Arizona House of Representatives

The members of the Arizona House of Representatives gave Ben and Denise Denslow a standing ovation last Tuesday after they unanimously approved Jakes Law.

The grassroots movement that sprung from the East Valley in the wake of a long string of teen suicides that started three years ago culminated last week in the unanimous passage of a sweeping law intended to prevent suicide and expand mental health treatment.

Gov. Doug Ducey immediately signed Jake’s Law with a flourish, while Denise and Ben Denslow – the Gilbert couple who campaign for the law for three years – held a picture of their 15-year-old son, Jacob Edward Machovsky, who took his life in January 2016.

Jacob died three months after an insurance company decided that in-patient treatment was no longer a “medical necessity.’’

The overriding goal of Jake’s law is parity, forcing insurance companies to comply with a federal law and to treat mental illness no differently than physical illness.

But the wide-ranging legislation also has other important goals. 

It creates an $8 million fund to expand behavioral health treatment in the schools, and a Suicide Mortality Review Team to investigate the root causes behind each suicide.

Jake’s Law represents a significant next step from the Mitch Warnock Act, passed last year to require training of teachers and other school employees to recognize the early warning signs of suicide.

“We all admire your resolve and determination to help prevent this tragedy from happening to other families,’’ Ducey said, praising the Denslows and Angela Gamboa, another East Valley resident who lost her son to suicide under similar circumstances.

“In honor of everyone in Arizona lost to suicide, this bill is for you,’’ Ducey said.

The law becomes effective 91 days from the last day of this year’s legislative session. Last year, new laws took effect on July 1.

The Denslows were political novices overcome by grief. 

They were inspired by Timothy’s Law, a parity bill in New York named after a 12-year-old boy who completed suicide, and decided to pour their time and resources into the Jem Foundation to accomplish their mission.

That mission was accomplished with a stroke of a pen, seemingly with lightning speed on Tuesday, but only after months of meetings and politicking skillfully orchestrated by Sen. Kate Brophy McGee, R-Phoenix, the bill’s sponsor.

“It’s mostly an overwhelming sense of gratitude,’’ Denise Denslow, Jake’s mother, said. “It brings a sense of peace to the tragedy we faced.
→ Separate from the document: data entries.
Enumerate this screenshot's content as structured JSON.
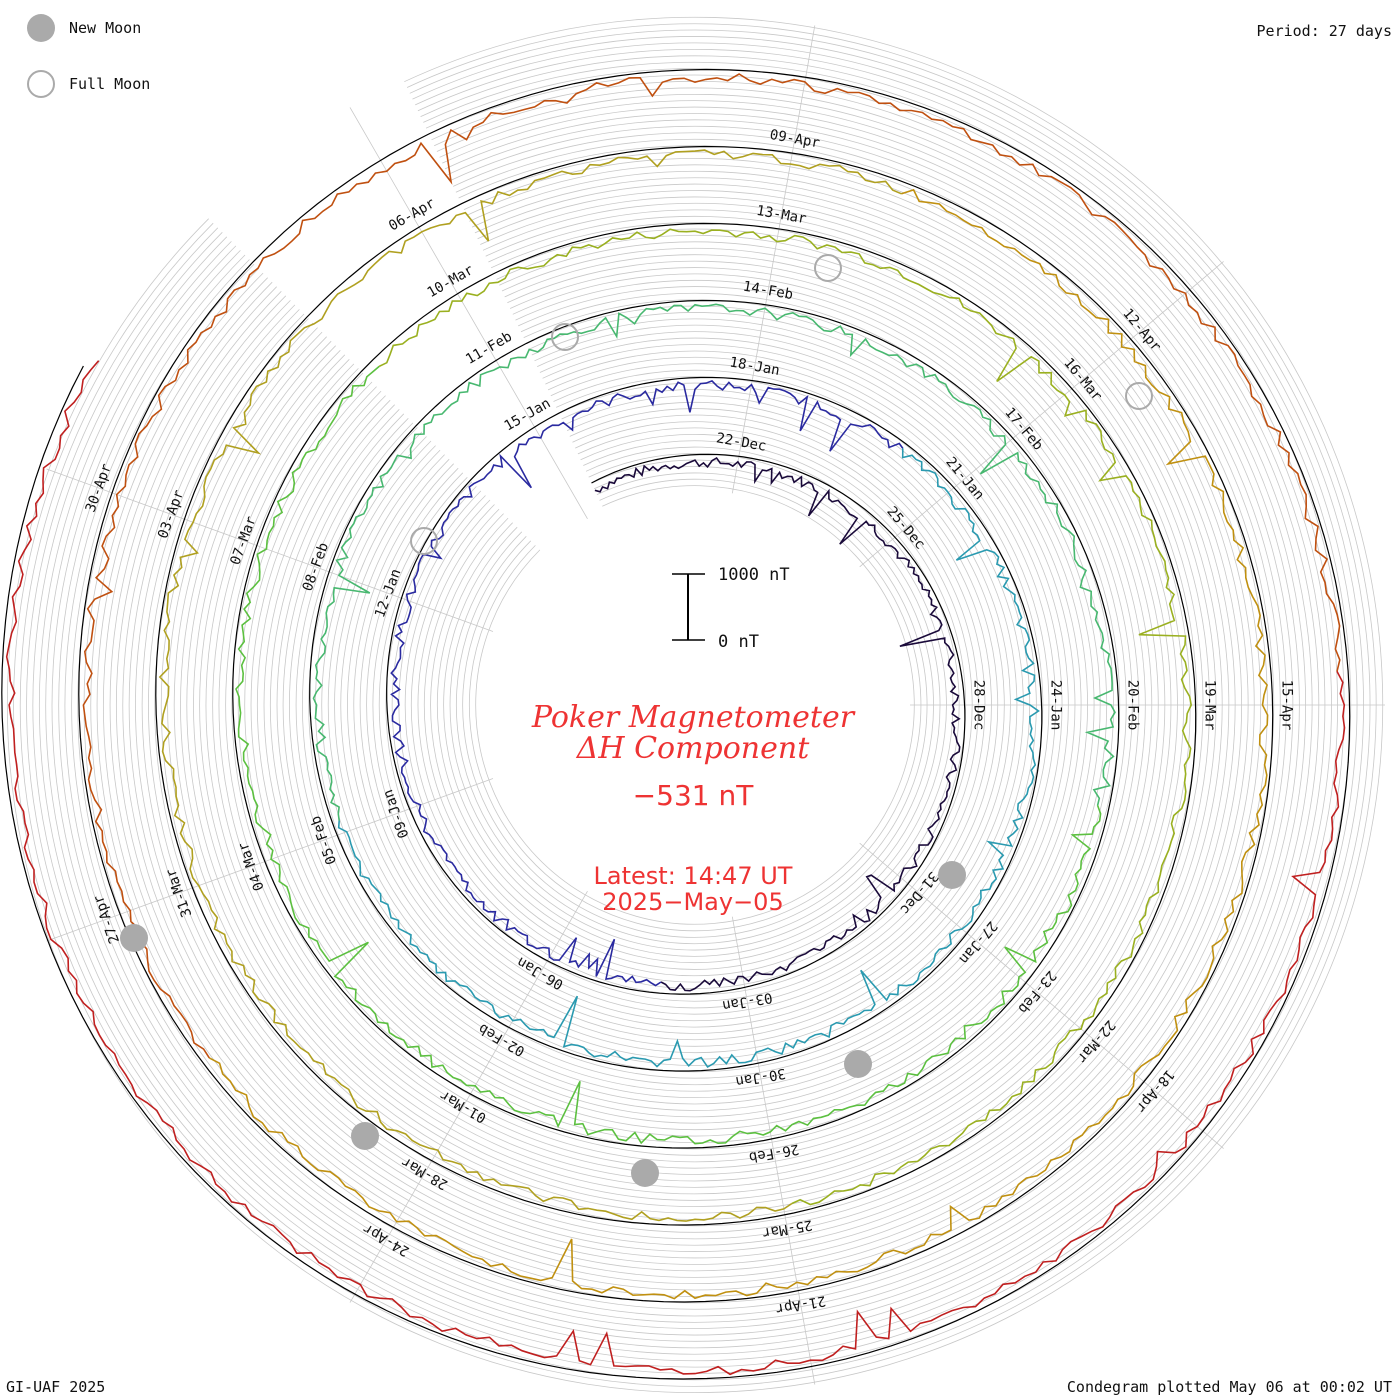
{
  "legend": {
    "new_moon_label": "New Moon",
    "full_moon_label": "Full Moon",
    "new_moon_color": "#aaaaaa",
    "full_moon_color": "#aaaaaa"
  },
  "period_label": "Period: 27 days",
  "footer_left": "GI-UAF 2025",
  "footer_right": "Condegram plotted May 06 at 00:02 UT",
  "chart_data": {
    "type": "line",
    "subtype": "spiral-condegram",
    "title_line1": "Poker Magnetometer",
    "title_line2": "ΔH Component",
    "current_value": "−531 nT",
    "latest_line1": "Latest: 14:47 UT",
    "latest_line2": "2025−May−05",
    "title_color": "#ee3333",
    "scale_bar": {
      "top_label": "1000 nT",
      "bottom_label": "0 nT",
      "value_nT": 1000
    },
    "period_days": 27,
    "start_date": "2024-12-20",
    "end_date": "2025-05-05",
    "rotations": [
      {
        "color": "#1a0a3a",
        "dates": [
          "22-Dec",
          "25-Dec",
          "28-Dec",
          "31-Dec",
          "03-Jan",
          "06-Jan",
          "09-Jan",
          "12-Jan",
          "15-Jan"
        ]
      },
      {
        "color": "#2a2aa0",
        "dates": [
          "18-Jan",
          "21-Jan",
          "24-Jan",
          "27-Jan",
          "30-Jan",
          "02-Feb",
          "05-Feb",
          "08-Feb",
          "11-Feb"
        ]
      },
      {
        "color": "#2a9ab0",
        "dates": [
          "14-Feb",
          "17-Feb",
          "20-Feb",
          "23-Feb",
          "26-Feb",
          "01-Mar",
          "04-Mar",
          "07-Mar",
          "10-Mar"
        ]
      },
      {
        "color": "#5cc040",
        "dates": [
          "13-Mar",
          "16-Mar",
          "19-Mar",
          "22-Mar",
          "25-Mar",
          "28-Mar",
          "31-Mar",
          "03-Apr",
          "06-Apr"
        ]
      },
      {
        "color": "#b0a020",
        "dates": [
          "09-Apr",
          "12-Apr",
          "15-Apr",
          "18-Apr",
          "21-Apr",
          "24-Apr",
          "27-Apr",
          "30-Apr"
        ]
      },
      {
        "color": "#c02020",
        "dates": []
      }
    ],
    "moon_markers": [
      {
        "type": "new",
        "date": "30-Dec"
      },
      {
        "type": "new",
        "date": "29-Jan"
      },
      {
        "type": "new",
        "date": "28-Feb"
      },
      {
        "type": "new",
        "date": "29-Mar"
      },
      {
        "type": "new",
        "date": "27-Apr"
      },
      {
        "type": "full",
        "date": "13-Jan"
      },
      {
        "type": "full",
        "date": "12-Feb"
      },
      {
        "type": "full",
        "date": "14-Mar"
      },
      {
        "type": "full",
        "date": "13-Apr"
      }
    ]
  }
}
In a lot of ways, this is Jake’s legacy.’’

Ben Denslow noted that his stepson wanted to be a fighter pilot and knew what it was like to be bullied, so he would always stand up for other marginalized kids.

But Jake was always burdened by mental health problems that eventually were diagnosed as bipolar disorder.
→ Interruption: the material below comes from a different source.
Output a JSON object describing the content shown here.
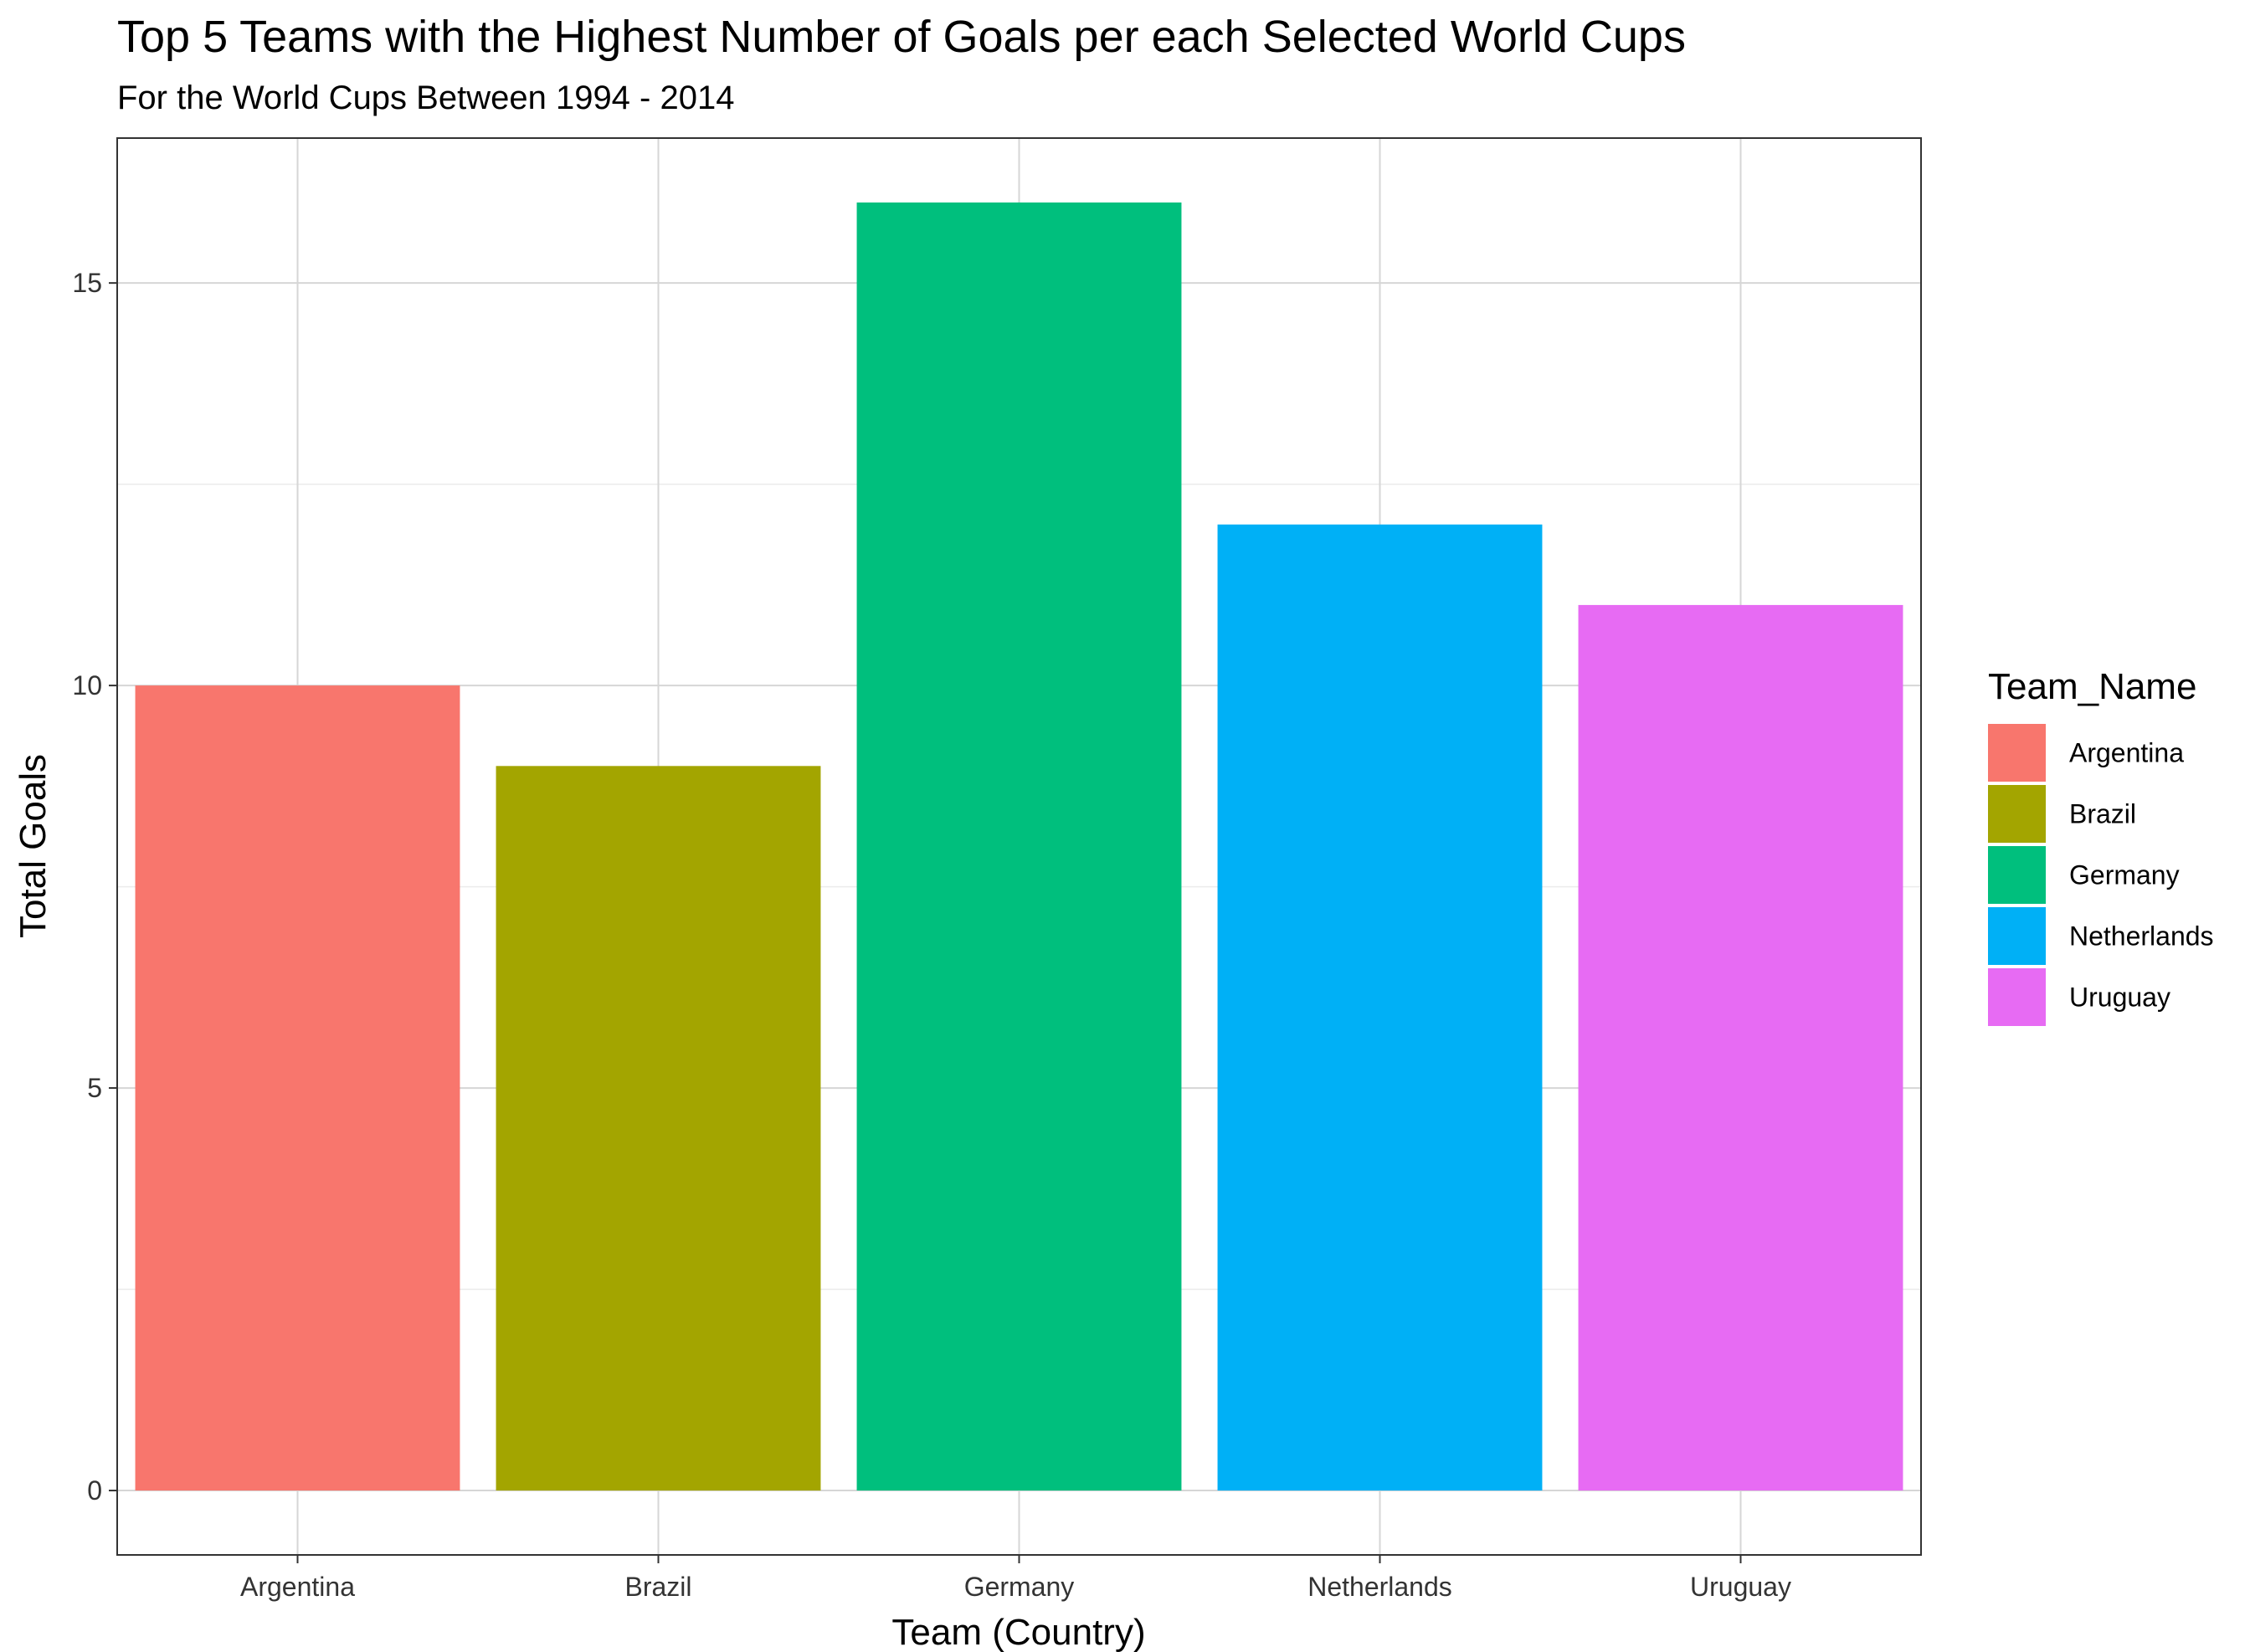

“This whole thing is so him. He had a kind heart,’’ Ben Denslow said.

Brophy McGee said she feels fortunate to have met the Denslows and that her ultimate goal throughout was to save children’s lives.

“I am so grateful for the Denslows’ dedication and commitment,’’ she said. “We put politics aside, for really good policy for kids. I am honored to sponsor Jake’s Law.’’
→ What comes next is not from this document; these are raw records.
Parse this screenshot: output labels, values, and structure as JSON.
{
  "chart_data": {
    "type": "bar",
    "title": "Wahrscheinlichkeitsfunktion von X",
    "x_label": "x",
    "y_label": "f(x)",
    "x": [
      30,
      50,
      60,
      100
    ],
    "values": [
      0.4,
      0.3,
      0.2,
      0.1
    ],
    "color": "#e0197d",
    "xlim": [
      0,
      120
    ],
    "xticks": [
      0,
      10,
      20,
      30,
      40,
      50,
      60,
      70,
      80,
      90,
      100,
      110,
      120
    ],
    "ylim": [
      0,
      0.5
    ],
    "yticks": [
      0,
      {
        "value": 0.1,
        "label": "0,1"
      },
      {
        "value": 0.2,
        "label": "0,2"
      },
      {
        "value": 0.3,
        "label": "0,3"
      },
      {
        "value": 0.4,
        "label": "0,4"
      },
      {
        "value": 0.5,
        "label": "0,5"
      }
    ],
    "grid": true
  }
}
The grassroots movement dates back to a forum organized by Katie McPherson, a longtime Chandler educator and former principal who used her extensive contacts in education to chronicle a growing number of teen suicides in Mesa, Gilbert, Chandler, Tempe and Queen Creek.

McPherson has compiled an unofficial list of at least 38 suicides, mostly involving teenage boys, in mostly affluent neighborhoods that have occurred since July 2017. 

The shocking numbers mobilized the community, raising awareness about the warning signs of teen suicide, the need for meaningful conversations between parents and children, and the dangers of social isolation created by over-reliance on cell phones and obsessive use of video games.

The annual Arizona Child Safety Review Program report found that in 2018, suicide among young people increased by 28 percent, from 50 to 64, with males 15-17 years old at the highest risk.

Firearms were the second most popular means used, prompting a recommendation to remove firearms from the homes of anyone suffering from any form of mental illness.

“The number of suicide deaths in 2018 is the highest ever reported by our teams,’’ wrote Dr. Mary Ellen Rimsza, who directs the program, which has issued 26 yearly reports.

Rimsza concluded that all suicide deaths are preventable with proper intervention, and they were among the 327 preventable deaths of children, with 843 children dying from a variety of causes.

“We’ve suffered and we have been able to turn our suffering into something that will help others,’’ said Christie Lee Kinchen, a Scottsdale Realtor who father completed suicide when she was a little girl, and who later attempted suicide.